I have been drawn to history for a very long time, portraying people from the past—my own second great grandmother and others. I wore hoop skirts and kepis. I played on historic battlefields, ate hardtack, and carried a flask under my petticoat. I enjoyed and blew my own mind as a soloist on an 1860s Eb cornet. I was the principal in more than one band, owning it on multiple levels.

My shining moment was playing, Come Where My Love Lies Dreaming, at the gravesite of my ancestors, including Hollis Pettengill, who served in the 8th Vermont Regiment, Co. B. A few plots away are the burial sites of his cousins who served in the 1st Vermont Cavalry. They are all in our family genealogy book. I finally found their graves in North Troy, Vermont. Of course, I was dressed in my 1860s attire and playing my vintage horn.

Those experiences were grand, and I carry them with me. Then it all changed. My intentions became evident. I shifted my focus, examining missing pieces of traumatic information from our past cultures and DNA and how lost memories have manifested, translating into the now.

As I have mentioned before, my studies led me to remarkable historical, psychological, and theological subjects, reaching back to the (Gnostic Gospels) Nag Hammadi Texts and the Divine Feminine. All of this intertwined with my own and others’ more recent histories, going back to the seventeenth-century. Initially, my approach was from a genealogical standpoint, followed by a theological perspective that soon took on powerful spiritual meaning. I found the 298 and more. I answered a call then as I am now.

Earlier, as a historian and an Ingersoll, I was exceedingly curious about my ancestors’ involvement as persecutors in the Salem Witch Trials. At first, and for some time, I was plagued by this as I viewed various documents—testimonies and signatures as plaintiffs accusing alleged witches. Although I passed by, I did not enter the Ingersoll House, where the accused witch inspections took place. That was quite some time ago. I believe I am ready to go there now. Facing and unearthing past atrocities is often uncomfortable, bringing about emotions lost in time, but I am getting seasoned.

My genealogical research became a full academic study while attending Vermont College. This scholarly examination brought about an understanding of strict and rigid Puritanic beliefs and doctrines. Hence, this became a superb opportunity to go back even further, attempting to comprehend what it may have been like for my 12th-great grandfather and grandmother to cross the Atlantic in 1628.

Like others, they traveled from England to the “New World,” which I also discovered was my indigenous Abenaki ancestors’ world, long before my white ancestors arrived. So much untangling!

My research and writing is a work in progress. I go back in time and uncover stories, events, and circumstances that were either not recorded, edited, or skimmed over. During discovery and disclosure, I become aware of the extraordinary power in ordinary people’s voices.

History books are only a heavily revised version of the truth. I have concluded that they are but a distraction and distortion of the world view throughout time. We hope to arrive at another version of the truth through the commoner’s stories and what lies between them.

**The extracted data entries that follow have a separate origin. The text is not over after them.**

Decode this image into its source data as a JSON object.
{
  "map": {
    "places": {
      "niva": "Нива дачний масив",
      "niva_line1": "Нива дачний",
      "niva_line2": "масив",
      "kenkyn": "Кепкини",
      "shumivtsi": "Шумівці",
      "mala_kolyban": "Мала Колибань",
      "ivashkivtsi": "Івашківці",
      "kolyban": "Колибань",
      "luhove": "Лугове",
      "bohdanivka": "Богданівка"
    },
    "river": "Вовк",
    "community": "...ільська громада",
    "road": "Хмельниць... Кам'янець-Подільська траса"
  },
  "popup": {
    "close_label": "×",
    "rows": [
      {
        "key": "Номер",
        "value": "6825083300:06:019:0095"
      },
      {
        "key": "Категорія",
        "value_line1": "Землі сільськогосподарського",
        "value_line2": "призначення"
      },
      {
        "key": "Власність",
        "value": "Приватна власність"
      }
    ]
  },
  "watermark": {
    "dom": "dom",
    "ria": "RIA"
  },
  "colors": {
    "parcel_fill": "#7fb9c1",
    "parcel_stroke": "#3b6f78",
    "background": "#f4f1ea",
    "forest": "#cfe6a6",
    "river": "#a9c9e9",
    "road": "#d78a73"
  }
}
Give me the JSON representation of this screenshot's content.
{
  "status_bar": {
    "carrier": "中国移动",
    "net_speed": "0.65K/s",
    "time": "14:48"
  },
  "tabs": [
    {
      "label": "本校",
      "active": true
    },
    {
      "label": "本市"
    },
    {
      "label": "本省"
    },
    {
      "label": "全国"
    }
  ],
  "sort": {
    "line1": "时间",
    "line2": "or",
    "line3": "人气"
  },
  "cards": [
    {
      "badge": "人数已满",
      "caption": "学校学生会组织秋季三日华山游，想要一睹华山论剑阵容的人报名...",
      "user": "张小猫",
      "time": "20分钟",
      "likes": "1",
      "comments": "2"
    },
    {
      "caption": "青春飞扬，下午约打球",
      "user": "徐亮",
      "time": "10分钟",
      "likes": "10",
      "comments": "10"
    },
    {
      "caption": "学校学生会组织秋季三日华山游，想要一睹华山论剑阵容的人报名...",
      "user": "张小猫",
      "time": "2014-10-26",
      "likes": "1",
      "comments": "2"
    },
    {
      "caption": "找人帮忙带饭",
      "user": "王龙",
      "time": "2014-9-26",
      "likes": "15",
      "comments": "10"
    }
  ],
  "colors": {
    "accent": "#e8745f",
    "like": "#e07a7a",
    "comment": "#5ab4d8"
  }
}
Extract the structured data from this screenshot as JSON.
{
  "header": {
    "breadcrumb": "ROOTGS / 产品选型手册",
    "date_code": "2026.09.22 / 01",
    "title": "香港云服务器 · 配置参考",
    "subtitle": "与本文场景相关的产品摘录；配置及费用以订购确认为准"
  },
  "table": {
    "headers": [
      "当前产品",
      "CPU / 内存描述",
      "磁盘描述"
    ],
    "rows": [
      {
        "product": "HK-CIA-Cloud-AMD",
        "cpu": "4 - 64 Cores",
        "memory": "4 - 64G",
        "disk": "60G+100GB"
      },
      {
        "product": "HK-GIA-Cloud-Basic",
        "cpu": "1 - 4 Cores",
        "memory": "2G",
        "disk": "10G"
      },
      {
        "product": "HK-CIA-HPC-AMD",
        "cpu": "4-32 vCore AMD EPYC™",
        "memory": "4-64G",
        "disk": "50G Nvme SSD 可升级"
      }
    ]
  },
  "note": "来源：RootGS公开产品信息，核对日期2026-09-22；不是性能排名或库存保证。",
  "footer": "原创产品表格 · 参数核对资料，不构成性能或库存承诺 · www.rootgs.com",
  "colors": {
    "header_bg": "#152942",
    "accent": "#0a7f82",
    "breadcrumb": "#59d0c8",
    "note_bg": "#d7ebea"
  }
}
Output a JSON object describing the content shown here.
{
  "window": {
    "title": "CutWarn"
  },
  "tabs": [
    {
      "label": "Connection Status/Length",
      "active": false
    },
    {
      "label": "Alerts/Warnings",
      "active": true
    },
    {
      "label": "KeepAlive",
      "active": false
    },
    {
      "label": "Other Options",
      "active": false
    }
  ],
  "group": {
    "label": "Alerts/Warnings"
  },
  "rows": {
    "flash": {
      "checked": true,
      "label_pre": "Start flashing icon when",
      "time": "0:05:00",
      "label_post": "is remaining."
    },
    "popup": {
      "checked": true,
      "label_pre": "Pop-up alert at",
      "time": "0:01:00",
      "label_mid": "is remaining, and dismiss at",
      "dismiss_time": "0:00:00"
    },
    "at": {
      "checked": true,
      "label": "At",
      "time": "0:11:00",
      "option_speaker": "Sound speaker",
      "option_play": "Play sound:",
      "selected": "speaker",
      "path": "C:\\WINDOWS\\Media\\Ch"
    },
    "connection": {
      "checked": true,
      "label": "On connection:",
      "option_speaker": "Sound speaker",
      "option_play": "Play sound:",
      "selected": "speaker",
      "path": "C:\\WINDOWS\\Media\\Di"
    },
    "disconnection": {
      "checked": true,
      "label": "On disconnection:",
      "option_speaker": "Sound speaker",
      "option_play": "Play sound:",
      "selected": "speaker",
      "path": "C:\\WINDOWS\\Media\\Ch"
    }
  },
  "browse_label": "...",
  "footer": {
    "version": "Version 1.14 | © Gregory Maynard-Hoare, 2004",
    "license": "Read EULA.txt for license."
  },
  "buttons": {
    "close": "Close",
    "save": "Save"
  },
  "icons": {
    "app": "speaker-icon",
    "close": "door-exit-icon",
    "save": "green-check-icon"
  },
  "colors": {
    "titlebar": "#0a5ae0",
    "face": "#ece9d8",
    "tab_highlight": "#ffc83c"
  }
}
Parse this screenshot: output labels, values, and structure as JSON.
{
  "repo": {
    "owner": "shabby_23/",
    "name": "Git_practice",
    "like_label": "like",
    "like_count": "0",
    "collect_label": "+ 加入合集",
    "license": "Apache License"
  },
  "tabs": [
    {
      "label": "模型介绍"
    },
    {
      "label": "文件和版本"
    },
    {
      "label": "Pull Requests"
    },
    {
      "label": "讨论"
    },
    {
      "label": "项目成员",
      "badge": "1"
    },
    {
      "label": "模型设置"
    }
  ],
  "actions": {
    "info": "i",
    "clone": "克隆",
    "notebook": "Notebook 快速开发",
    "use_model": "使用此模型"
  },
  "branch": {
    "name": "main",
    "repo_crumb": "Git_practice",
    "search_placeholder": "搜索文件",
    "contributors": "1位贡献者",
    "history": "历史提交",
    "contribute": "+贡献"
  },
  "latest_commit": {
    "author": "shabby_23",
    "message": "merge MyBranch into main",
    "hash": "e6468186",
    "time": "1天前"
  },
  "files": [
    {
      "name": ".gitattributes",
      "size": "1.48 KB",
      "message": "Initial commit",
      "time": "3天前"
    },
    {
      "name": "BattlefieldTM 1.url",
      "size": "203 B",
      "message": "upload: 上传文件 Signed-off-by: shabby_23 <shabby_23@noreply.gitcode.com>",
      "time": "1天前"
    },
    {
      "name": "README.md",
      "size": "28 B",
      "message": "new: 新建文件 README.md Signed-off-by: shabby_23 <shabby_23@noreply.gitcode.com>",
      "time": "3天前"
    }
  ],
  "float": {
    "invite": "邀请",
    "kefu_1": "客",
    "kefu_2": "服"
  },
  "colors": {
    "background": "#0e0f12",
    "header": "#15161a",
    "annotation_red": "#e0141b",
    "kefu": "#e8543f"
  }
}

Until we dare to delve deeply into places previously feared or unknown, we are without direction. When we summon the courage to sift through the remnants—the old bones that lead to the truth—we begin to heal the wounds of those who came before us, ourselves, and future generations. Without such knowledge and wisdom, we are but rootless trees, destined to fall in the raging storms that continue to plague us.